Best, I reckon, to wean ourselves off each and every dependency so we can be free and properly idle. This is not to say we should be Puritanical — I for one continue to drink, fornicate, swear, lie, occasionally steal, pick my nose, and frighten flocks of pigeons — but that we cultivate lives where pleasures are mindful ones and not dependencies. I suppose the defining difference is that a pleasure is indulged in occasionally and deliberately, while dependencies are constant, dictate our actions, and contribute to the “fixed costs” of living. When we can’t engage in our dependencies — can’t get coffee or look at our phones — we feel uncomfortable and removed from the moment. In my case, I have to fork out fifteen quid for razor blades each month.

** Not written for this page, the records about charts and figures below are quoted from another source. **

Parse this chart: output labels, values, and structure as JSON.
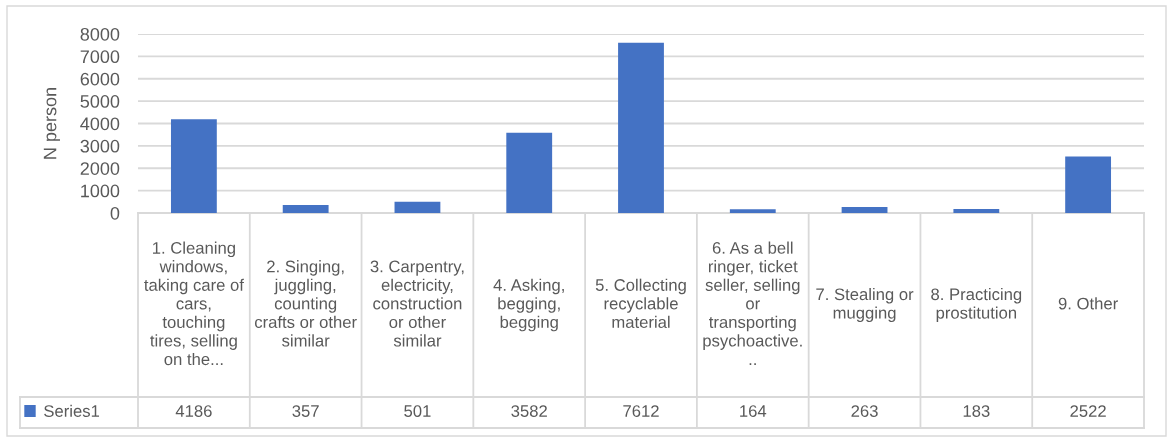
{
  "chart_data": {
    "type": "bar",
    "ylabel": "N person",
    "categories": [
      "1. Cleaning windows, taking care of cars, touching tires, selling on the...",
      "2. Singing, juggling, counting crafts or other similar",
      "3. Carpentry, electricity, construction or other similar",
      "4. Asking, begging, begging",
      "5. Collecting recyclable material",
      "6. As a bell ringer, ticket seller, selling or transporting psychoactive...",
      "7. Stealing or mugging",
      "8. Practicing prostitution",
      "9. Other"
    ],
    "series": [
      {
        "name": "Series1",
        "color": "#4472c4",
        "values": [
          4186,
          357,
          501,
          3582,
          7612,
          164,
          263,
          183,
          2522
        ]
      }
    ],
    "ylim": [
      0,
      8000
    ],
    "yticks": [
      0,
      1000,
      2000,
      3000,
      4000,
      5000,
      6000,
      7000,
      8000
    ],
    "grid": "y",
    "data_labels": true,
    "legend": "bottom left"
  }
}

Aside from the razor blade fiasco, I’m quite good at quitting things. Here are the little tricks I use for beating addictions to worker-consumer shite:

Don’t be a Muggle. Because of my little round eye-glasses, a lot of rather dim-witted people like to tell me that I look like Harry Potter. I don’t. I look like Harold Lloyd and, in the right light, Sue Perkins. I accept the charge of being magic though. Such imaginary superiority gives one the strength to do magical things; things like have the sheer arrogance to not to watch television or drink fizzy pop or drive a car. Those things are Muggle technologies and not for promising young wizards. Try it. Pretend to be magic. Just don’t hurt anyone by waving that stick about.

Identify. On what are you unnecessarily dependent? Make a little list. Or a big list. Soon we can have fun eliminating them.

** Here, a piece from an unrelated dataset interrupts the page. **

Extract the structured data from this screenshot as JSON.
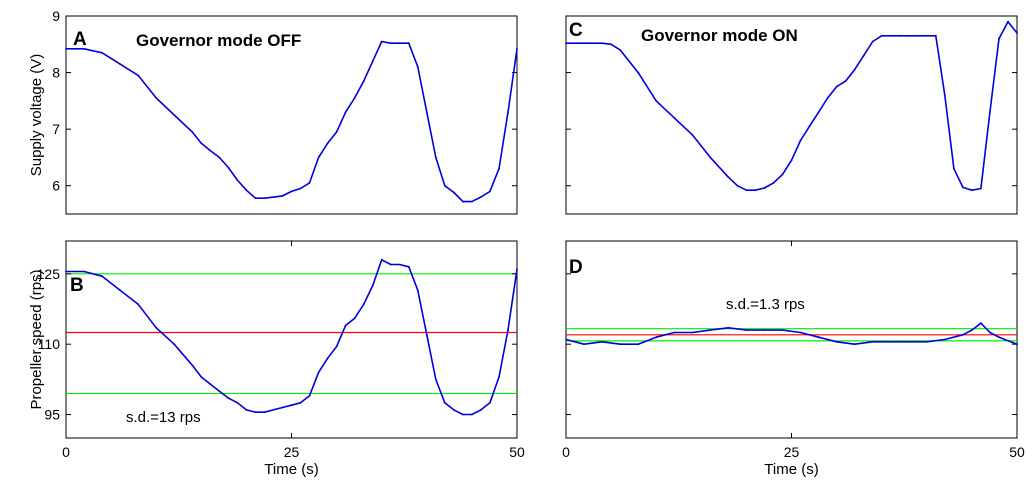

Eliminate the easy ones with hard-and-fast rules. Choose a couple of the listed dependencies — easy ones — and resolve never to indulge in them again. How hard would life be without, say, chewing gum? It wouldn’t be hard at all. It would be easy. Be the person who doesn’t do that, starting now.

Replace. Bigger dependencies need replacing. Dependency upon a pay cheque needs to be replaced by some other sort of income, but it can be a smaller amount and more creatively arrived at. Dependency upon television, if we really need two hours of vegetation in the evening, might be replaced by reading aloud to a partner. Dependency upon coffee might be replaced by green tea, another comforting hot drink but cheaper and less caffeinated.

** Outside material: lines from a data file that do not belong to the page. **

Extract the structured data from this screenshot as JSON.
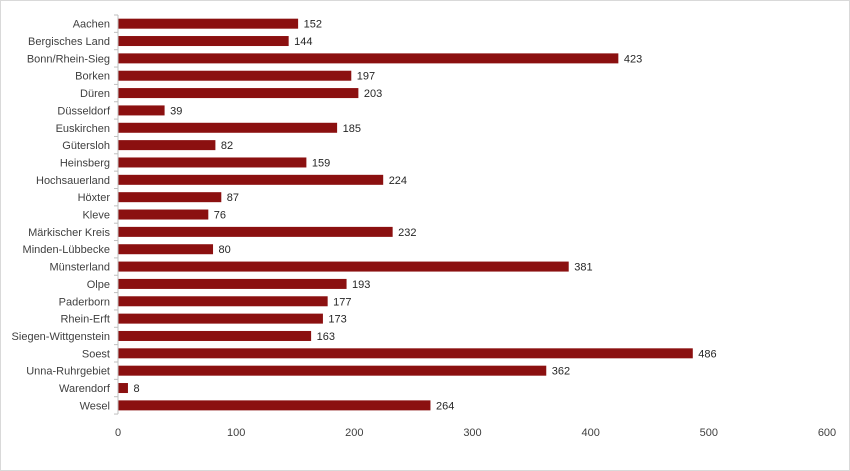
{
  "chart_data": {
    "type": "bar",
    "orientation": "horizontal",
    "title": "",
    "xlabel": "",
    "ylabel": "",
    "categories": [
      "Aachen",
      "Bergisches Land",
      "Bonn/Rhein-Sieg",
      "Borken",
      "Düren",
      "Düsseldorf",
      "Euskirchen",
      "Gütersloh",
      "Heinsberg",
      "Hochsauerland",
      "Höxter",
      "Kleve",
      "Märkischer Kreis",
      "Minden-Lübbecke",
      "Münsterland",
      "Olpe",
      "Paderborn",
      "Rhein-Erft",
      "Siegen-Wittgenstein",
      "Soest",
      "Unna-Ruhrgebiet",
      "Warendorf",
      "Wesel"
    ],
    "values": [
      152,
      144,
      423,
      197,
      203,
      39,
      185,
      82,
      159,
      224,
      87,
      76,
      232,
      80,
      381,
      193,
      177,
      173,
      163,
      486,
      362,
      8,
      264
    ],
    "xlim": [
      0,
      600
    ],
    "xticks": [
      0,
      100,
      200,
      300,
      400,
      500,
      600
    ],
    "grid": false,
    "legend": "none",
    "bar_color": "#8b1010",
    "data_labels": true
  }
}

Swish. According to a friend who knows about neurolinguistic programming, there’s an exercise called “the swish” that can help eliminate a dependency. To swish: identify the negative behaviour (e.g. drinking coffee); imagine how you want to feel instead (e.g. a clear-headed, super-focused Buddha-like figure); find the trigger for the negative behaviour (e.g. the coffee flowing, strong and black from the pot to your favourite mug); swish between the two images (e.g. visualise the coffee pot image being pushed into the background while bringing the Zen-master image to the foreground). The effect is to make the alternative to the dependency appealing by bringing it to the forefront of the mind, replacing the thing we’re trying to avoid.

Cold showers. Short of self-flagellation, cold showers are perhaps the go-to image when thinking of Puritanical self-mastery, but the smashing David Hunt who films the Idler online courses strongly recommended them when I was whinging about my various allergies because, he says, a cold shower acts like a reset button for the immune system. Dave is right. I’ve been doing it for a month now and I can finally breath through my nose again. A noteworthy side effect is an astonishing boost of willpower. When you don’t need a hot shower, you don’t need anything. Roar!.

Indulge. In Jim Jarmusch’s film Coffee and Cigarettes, Tom Waits enjoys a cigarette with Iggy Pop to celebrate that they no longer smoke. “The beauty of quitting,” he says, “is that now that I’ve quit, I can have one”. It’s funny and true. If you’re not dependent, you can enjoy any pleasure properly. Hence roller coasters: fun as a treat, a nightmare to live on.

The key is not to abstain from pleasures, but to be independent of them. Freedom is being able to do what we like when we see fit: not because it is habitual or a need.